Ever have one of those days?

That aside, the training for the Half is going well. A week and a half ago, I ran my last long run - 12 miles. Just one mile short of the half marathon. I feel ready. Except for this cold that I'm currently sporting, but I have time to kick that. My strategy for preparing for this race includes:
  • Positive thinking
  • A kicka$$ playlist
  • Short runs between now & the race (especially in this cooler weather so I can adjust to the temp)
  • Lots of water
  • Not much salt
  • Flat shoes
Most of this will become more important the week leading up to the race, but at this point, after about 6 months of training, that's what's going to get me to the finish line.

Saturday, September 20, 2008

Falling with a Strategy

I accomplished my 11 miles this morning - woo!

This time I stuck to my normal route around the neighborhood so I could take Charlotte with me. She made the first 5.5 miles and then I dropped her off at home to finish on my own. I even managed to do that without hardly slowing down. We blew through the front door, I unhooked the lease, made a beeline for the fridge to grab a fresh water bottle, went out the back door and finished the run.

I love running through our neighborhood. It seems to be a very fit and dog-friendly place. There are always other runners out, people walking their dogs and I hardly ever make it through a run without seeing the local cops either in cars or on bikes, so I feel very safe. The only downside is that the sidewalks are anything but smooth. You would thing we'd been hit by an earthquake that uprooted all the concrete, which then settled in random heaps. I pretty reliably fall once every Summer. Usually on days when I'm especially tired and not picking my feet up high enough - today was one of those days.

I'd been thinking about my annual fall, though and I felt prepared. Usually I fall very superman-like and my hands take the brunt of the fall. I'm left to run home with scraped up and stinging hands. I've been tempted to ask one of those nice local cops for a ride, but apparently I'm too stubborn.

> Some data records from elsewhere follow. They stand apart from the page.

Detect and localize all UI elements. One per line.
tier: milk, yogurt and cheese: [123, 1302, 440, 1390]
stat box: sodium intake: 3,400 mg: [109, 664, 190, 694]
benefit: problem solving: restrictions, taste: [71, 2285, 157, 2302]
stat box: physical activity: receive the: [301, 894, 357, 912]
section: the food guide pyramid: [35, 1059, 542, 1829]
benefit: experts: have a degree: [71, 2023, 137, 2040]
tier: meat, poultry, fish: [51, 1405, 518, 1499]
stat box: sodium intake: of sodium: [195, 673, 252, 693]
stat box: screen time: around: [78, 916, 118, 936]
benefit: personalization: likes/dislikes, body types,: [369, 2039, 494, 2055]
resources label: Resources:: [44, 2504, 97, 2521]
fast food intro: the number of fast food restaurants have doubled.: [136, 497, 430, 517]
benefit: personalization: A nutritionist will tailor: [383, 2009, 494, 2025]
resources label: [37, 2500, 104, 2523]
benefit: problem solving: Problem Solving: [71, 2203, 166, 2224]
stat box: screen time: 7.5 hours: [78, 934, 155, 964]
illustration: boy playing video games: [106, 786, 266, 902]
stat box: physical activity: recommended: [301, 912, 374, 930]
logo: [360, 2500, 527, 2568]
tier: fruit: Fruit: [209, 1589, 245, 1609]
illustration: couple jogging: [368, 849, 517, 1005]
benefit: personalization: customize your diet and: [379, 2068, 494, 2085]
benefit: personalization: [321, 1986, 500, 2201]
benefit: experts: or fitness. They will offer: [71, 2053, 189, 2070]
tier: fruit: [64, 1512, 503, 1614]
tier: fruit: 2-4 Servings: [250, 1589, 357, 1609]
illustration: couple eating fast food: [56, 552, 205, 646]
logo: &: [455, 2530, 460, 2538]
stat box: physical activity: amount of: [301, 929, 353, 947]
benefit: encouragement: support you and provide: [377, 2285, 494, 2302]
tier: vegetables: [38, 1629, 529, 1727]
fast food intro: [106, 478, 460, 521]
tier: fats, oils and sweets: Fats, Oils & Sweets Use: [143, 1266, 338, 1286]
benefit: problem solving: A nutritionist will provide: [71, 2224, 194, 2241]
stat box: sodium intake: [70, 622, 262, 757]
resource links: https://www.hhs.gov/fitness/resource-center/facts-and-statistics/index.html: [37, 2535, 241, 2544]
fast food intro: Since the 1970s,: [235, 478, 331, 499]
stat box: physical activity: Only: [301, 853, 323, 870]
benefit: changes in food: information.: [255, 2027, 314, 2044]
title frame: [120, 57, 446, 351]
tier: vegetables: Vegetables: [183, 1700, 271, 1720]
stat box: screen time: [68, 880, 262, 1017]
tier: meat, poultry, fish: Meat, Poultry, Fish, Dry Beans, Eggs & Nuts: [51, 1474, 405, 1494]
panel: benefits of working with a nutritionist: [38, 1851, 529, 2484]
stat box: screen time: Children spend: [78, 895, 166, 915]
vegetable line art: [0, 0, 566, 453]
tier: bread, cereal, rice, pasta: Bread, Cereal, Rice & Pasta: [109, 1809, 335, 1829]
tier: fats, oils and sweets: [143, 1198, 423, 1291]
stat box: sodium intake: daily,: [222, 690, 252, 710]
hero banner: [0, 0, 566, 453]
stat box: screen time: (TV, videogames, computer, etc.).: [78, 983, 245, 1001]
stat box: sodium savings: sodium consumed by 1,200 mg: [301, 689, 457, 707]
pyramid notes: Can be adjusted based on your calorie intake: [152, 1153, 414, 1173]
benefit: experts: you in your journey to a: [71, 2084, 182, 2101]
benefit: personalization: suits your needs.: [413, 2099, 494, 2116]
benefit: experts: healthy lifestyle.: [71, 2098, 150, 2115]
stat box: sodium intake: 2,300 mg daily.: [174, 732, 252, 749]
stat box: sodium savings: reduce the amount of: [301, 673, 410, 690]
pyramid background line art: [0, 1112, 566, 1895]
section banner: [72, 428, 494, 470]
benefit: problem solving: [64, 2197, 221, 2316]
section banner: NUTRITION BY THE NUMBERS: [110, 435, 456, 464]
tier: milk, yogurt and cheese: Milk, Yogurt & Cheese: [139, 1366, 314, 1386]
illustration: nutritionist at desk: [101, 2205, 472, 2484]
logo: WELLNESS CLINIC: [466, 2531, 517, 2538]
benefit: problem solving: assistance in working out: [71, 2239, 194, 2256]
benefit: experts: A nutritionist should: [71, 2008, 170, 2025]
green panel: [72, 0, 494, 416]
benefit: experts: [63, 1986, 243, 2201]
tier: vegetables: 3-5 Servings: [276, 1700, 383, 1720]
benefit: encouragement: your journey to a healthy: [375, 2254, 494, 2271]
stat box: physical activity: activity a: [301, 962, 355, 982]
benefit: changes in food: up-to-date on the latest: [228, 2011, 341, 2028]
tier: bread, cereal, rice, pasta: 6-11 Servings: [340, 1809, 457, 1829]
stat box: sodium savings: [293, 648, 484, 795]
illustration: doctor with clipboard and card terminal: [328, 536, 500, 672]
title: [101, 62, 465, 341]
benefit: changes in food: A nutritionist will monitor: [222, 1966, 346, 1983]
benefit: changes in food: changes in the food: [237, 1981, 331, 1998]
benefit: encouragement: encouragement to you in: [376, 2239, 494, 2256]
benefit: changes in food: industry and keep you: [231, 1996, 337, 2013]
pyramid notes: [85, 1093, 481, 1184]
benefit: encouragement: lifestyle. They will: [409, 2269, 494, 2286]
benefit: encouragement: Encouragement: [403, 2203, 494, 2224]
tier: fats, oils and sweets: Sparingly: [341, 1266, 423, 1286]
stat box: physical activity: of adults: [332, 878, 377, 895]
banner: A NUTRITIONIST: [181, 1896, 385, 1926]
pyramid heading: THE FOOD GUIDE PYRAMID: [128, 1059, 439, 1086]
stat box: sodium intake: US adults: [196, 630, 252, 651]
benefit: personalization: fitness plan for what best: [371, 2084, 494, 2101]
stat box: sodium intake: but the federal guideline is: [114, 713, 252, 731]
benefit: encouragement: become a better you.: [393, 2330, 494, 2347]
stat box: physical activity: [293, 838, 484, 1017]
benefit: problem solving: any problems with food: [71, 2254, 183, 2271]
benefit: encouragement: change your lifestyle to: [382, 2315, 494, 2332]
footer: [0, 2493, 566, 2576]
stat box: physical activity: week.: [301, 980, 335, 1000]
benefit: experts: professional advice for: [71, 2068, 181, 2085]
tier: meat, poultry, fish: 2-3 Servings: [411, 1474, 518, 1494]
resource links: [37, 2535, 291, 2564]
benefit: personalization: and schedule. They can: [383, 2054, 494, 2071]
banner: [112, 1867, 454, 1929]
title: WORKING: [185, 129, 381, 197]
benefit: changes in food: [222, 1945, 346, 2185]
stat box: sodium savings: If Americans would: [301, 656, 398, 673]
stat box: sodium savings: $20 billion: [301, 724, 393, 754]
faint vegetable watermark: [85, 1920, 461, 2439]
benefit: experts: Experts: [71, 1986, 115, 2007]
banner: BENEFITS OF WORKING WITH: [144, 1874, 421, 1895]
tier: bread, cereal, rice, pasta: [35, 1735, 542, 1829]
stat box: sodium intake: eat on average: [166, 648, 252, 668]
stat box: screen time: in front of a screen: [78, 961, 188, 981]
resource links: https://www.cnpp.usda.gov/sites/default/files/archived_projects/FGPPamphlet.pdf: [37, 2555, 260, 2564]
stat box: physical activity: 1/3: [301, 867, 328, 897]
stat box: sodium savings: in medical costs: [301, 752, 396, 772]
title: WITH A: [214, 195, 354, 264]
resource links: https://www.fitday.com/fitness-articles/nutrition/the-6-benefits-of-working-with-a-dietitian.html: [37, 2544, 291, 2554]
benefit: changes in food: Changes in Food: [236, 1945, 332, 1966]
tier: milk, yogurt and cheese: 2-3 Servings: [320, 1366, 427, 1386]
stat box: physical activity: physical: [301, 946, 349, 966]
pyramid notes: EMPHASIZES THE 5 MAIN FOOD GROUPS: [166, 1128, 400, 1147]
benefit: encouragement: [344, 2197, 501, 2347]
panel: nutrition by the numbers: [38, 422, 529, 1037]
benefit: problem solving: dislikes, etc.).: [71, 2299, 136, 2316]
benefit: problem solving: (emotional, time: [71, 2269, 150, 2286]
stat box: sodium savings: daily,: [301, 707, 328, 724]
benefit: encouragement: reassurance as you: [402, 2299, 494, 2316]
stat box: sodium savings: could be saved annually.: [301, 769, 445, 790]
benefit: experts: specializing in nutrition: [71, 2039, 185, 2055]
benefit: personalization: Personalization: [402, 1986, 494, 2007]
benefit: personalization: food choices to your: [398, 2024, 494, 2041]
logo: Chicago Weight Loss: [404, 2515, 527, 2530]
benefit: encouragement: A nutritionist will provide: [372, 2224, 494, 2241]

So today, I was running along our nice bumpy sidewalks and my the toes of my right foot tripped on the pavement. And suddenly, my body went into autopilot and I didn't realize what I was doing until it was already done. In the half-second it took me to fall, I let go of the leash and with whatever leverage I still had on the toe of my shoe, I launched myself sideways into the grass and rolled to my side before I hit. I made a very nice landing in some soft grass and I have no blood to show for it. Not bad. I guess it always pays to have a strategy.